Die meisten Kinder, Frauen und Männer, die 2018 über das Mittelmeer nach Europa geflohen sind, stammen aus Afghanistan, Syrien und Marokko sowie aus Guinea, dem Irak, Palästina, Mali oder der Demokratischen Republik Kongo. Für unseren humanitären Ansatz ist die Herkunft der Menschen jedoch unwichtig. Wir handeln, um Leid zu verhindern bzw. zu verringern, unabhängig von Religion, Weltanschauung, Geschlecht, Alter oder Nationalität.
Ist die organisierte Seenotrettung nicht auch ein Anreiz, die gefährliche Überfahrt über das Mittelmeer zu wagen?
Nicht die Seenotrettung ist dafür verantwortlich, dass Menschen fliehen.
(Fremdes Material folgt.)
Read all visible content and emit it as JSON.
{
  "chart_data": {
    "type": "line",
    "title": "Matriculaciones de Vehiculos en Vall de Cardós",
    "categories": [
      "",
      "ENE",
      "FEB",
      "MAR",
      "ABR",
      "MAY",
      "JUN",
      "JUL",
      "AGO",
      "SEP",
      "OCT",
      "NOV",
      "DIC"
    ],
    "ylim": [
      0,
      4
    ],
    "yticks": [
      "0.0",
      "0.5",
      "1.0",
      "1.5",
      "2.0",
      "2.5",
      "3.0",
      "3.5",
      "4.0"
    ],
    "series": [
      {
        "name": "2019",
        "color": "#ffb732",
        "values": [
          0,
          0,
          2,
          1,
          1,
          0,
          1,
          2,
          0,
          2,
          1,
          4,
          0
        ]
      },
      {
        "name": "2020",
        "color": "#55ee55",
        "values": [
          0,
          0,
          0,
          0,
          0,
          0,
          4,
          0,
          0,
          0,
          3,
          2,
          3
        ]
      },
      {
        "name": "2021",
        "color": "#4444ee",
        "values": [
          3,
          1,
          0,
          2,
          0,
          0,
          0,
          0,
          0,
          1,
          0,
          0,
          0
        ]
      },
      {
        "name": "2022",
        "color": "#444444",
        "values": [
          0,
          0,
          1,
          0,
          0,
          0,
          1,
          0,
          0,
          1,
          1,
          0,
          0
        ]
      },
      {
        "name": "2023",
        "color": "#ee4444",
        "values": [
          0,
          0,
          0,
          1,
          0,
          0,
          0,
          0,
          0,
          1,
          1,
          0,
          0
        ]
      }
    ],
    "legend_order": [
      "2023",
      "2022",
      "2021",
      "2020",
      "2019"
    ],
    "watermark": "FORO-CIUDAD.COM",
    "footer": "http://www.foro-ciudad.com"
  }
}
Kriege, Unterdrückung, Hunger, Armut und zunehmend auch der Klimawandel sind die Ursachen dafür, dass sich Menschen auf die lebensgefährliche Flucht begeben.
Mehrere Studien – darunter eine der Universität Oxford – belegen, dass es keinen Zusammenhang zwischen der Präsenz ziviler Seenotretter im Mittelmeer und der Zahl der Flüchtenden gibt. Im Gegenteil: Weniger Rettungsschiffe führen nicht zu weniger Flüchtlingen, sondern zu mehr Menschen, die auf der Flucht in Seenot geraten und sterben.
Warum werden die Menschen nach Europa gebracht und nicht zurück in ihre Heimat?
Nach internationalem Seerecht müssen Menschen nicht nur aus Seenot gerettet, sondern auch an einen sicheren Ort gebracht werden. Das bedeutet, dass den Menschen dort keine Verfolgung drohen darf und sie mit lebensnotwendigen Gütern wie Nahrung versorgt werden. Nicht alle Staaten an der nordafrikanischen Küste erfüllen diese Kriterien.
Unterstützt die zivile Seenotrettung ungewollt Schlepperbanden?
Um in Sicherheit zu leben, versuchen viele Menschen trotz der Risiken über das Mittelmeer nach Europa zu fliehen. Schlepperbanden schlagen aus der Not und Hoffnung dieser Menschen Kapital. Sie setzen die Menschen bewusst in seeuntüchtigen Booten den Gefahren des Mittelmeeres aus.
Ob Rettungsschiffe im Einsatz sind oder nicht, spielt für diese Schlepperbanden keine Rolle. Die Seenotretter hingegen verhindern durch ihre Präsenz, dass viele Menschen in Seenot geraten und sterben. Sie retten Menschen vor dem Ertrinken.
Wie unterstützt ADRA die zivile Seenotrettung von SOS Humanity im Mittelmeer?
SOS Humanity ist ein gemeinnütziger Verein und finanziert sich ausschließlich durch Spenden. ADRA Deutschland e.V. unterstützt den Verein finanziell und politisch. Für die politische Unterstützung nutzen wir unsere Kontakte in Politik und Zivilgesellschaft, um Aufmerksamkeit auf die zivile Seenotrettung zu lenken. Insbesondere die Finanzierung durch öffentliche Gelder sowie die politische Legitimation als humanitärer Akteur sind uns ein Anliegen.